Virginia thought the name and location alike lovely; and as they passed through the fir trees and reached the porch which surrounded the house, her satisfaction was complete. Inside, The Hermitage was quite as attractive as its brown-shingled exterior. On the first floor were the living-room, with a wide stone fire-place and book-lined walls, the sunny, homelike dining-room, and the rooms of the two teachers. Up-stairs were the four rooms of the girls, each large and sunny, and opening upon a porch, and away up on the third floor was one large room, which was this year to be occupied by the mysterious Katrina Van Rensaelar.
All was hurry and bustle on the second floor of The Hermitage as Mary and Virginia went up the stairs. Five girls were frantically and unsystematically unpacking—pausing every other minute to go the rounds for the sake of exhibiting some new possession acquired during the summer. Two of the girls Virginia had not seen, and her new room-mate promptly introduced them.

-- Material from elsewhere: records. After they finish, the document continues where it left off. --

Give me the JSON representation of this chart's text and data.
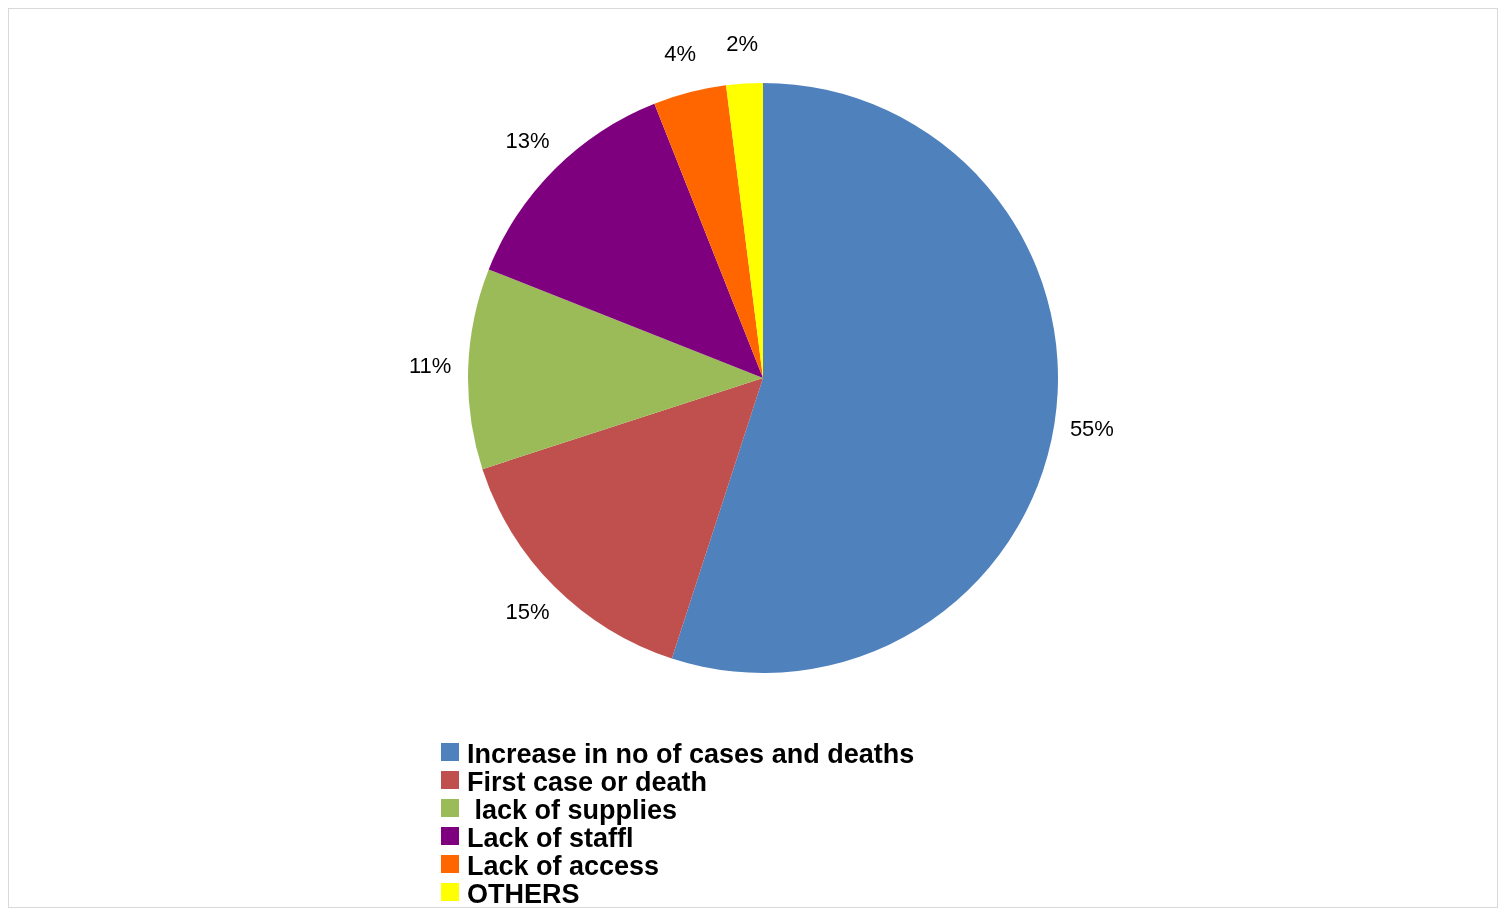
{
  "chart_data": {
    "type": "pie",
    "categories": [
      "Increase in no of cases and deaths",
      "First case or death",
      " lack of supplies",
      "Lack of staffl",
      "Lack of access",
      "OTHERS"
    ],
    "values": [
      55,
      15,
      11,
      13,
      4,
      2
    ],
    "colors": [
      "#4f81bd",
      "#c0504d",
      "#9bbb59",
      "#7f007f",
      "#ff6600",
      "#ffff00"
    ],
    "value_labels": [
      "55%",
      "15%",
      "11%",
      "13%",
      "4%",
      "2%"
    ],
    "legend": "bottom"
  }
}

“These are our next door neighbors, Virginia,” she said, “Imogene Meredith and Vivian Winters. And this is Virginia Hunter from the Big Horn Mountains in Wyoming.”
“Indeed?” remarked the one called Imogene, raising her eyebrows and extending a rather languid hand. “Quite off the map, n’est-ce pas?” and she laughed.
She was tall with dark, extremely-dressed hair, and eyes that did not meet your own. Her dress was of the latest fashion, and she wore several pieces of expensive jewelry. Virginia was embarrassed by her easy, uninterested manner, and her strange laugh. Vivian Winters she liked better. Vivian was short with a sweet, childish face, and wistful blue eyes. She, too, was dressed far too lavishly for school, Virginia felt, but she liked her all the same, and did not feel at all embarrassed in replying to her pleasant little welcome. As she looked at them, she recalled the conversation she had heard between Priscilla and Dorothy in the train, and she thought she understood Priscilla’s feeling toward Imogene. But, perhaps, they were both mistaken, and she wouldn’t begin by being prejudiced. Just then Dorothy called Imogene to her room at the other end of the hall, and Priscilla took Virginia to their own room.
“There’s a huge box here for you,” she said, as they went down the hall. “It nearly fills the room.”